Compilation Optimization of C++ Project¶

Why Doing This Work¶

We change our platform from x86 to arm, the cpu performance is getting weaker;
Every time we debug on the vehicle, we suffer from the slow compilation time.

Compilation Process¶

In general, the compilation of a C++ program involves these four steps:

Preprocessing
Compiling
Assembling
Linking

process

Preprocessing¶

Preprocessor directives are one of the unique feature of C++. Before a C++ program gets compiled by the compiler, the source code gets preprocessed by the preprocessor.

All preprocessor directives in C++ begin with #, and they do not need to end with a semicolon(;) because this is not a statement in C++.

There are different preprocessor directives that perform different tasks.

Inclusion Directives:
- #include: specifies the files to be included, especially header-file
Macro Definition Directive:
- #define: define a macro substitution
- #undef: undefine a macro
Conditional Compilation Directive:
- #if: test a condition
- #elif: else if condition
- #endif: end of #if
- #ifdef: used to test for macro definition
- #ifndef: used to test for whether a macro is not defined
- #else: it provides an alternative option when #if fails
Other directives:
- #error: syntax "#error err_msg", shows the given error message and renders the program ill-formed
- #line: Supplies a line number for compiler message
- #pragma: Supplies implementation-defined instructions to the compiler

Some macros C++ predefined are:

__LINE__: this contians the current line number of the program when it is being compiled
__FILE__: this contians the current file name of the program when it is being compiled
__DATE__: this contians the string of the form month/day/year that is the date of the translation of the source code into object code
__TIME__: this contians the string of the form hour:minute:second that is the time at which the program was compiled

The processor obeys directives defined in file to:

replacing macros
expanding include files
expanding conditinal code
removing comments

You can use g++ -E to get preprocessed file with the extension .i or .ii.

Compiling¶

Compiling is the second step.
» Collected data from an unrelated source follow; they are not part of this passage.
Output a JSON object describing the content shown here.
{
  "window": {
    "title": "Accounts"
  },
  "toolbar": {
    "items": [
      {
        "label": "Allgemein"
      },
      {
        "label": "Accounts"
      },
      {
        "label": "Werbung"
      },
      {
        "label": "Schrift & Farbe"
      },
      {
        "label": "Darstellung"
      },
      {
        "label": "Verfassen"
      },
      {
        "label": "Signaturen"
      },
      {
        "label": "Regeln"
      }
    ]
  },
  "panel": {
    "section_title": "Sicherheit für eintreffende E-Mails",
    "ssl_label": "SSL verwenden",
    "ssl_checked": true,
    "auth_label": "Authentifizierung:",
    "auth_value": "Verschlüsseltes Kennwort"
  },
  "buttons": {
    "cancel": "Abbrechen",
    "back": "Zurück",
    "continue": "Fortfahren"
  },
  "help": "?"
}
It takes the output of the preprocessor and generates assembly language, an intermediate human readable language, specific to the target processor. The compiler parses the pure C++ source code (now without any preprocessor directives) and converts it into assembly code. Compilers usually let you stop compilation at this point. This is very useful because with it you can compile each source code file separately. The advantage this provides is that you don’t need to recompile everything if you only change a single file. It's at this stage that "regular" compiler errors, like syntax errors or failed overload resolution errors are reported.

You can use g++ -S to get compiled file with the extension .s.

Assembling¶

After compiling, we get the assembly code. Then the assembler will translate the assembly code into machine code producing actual binary file in some format(ELF, COFF, a.out, etc.). This object file contains the compiled code(in binary form) of the symbols defined in the input. Symbols in the object files are referred to by name.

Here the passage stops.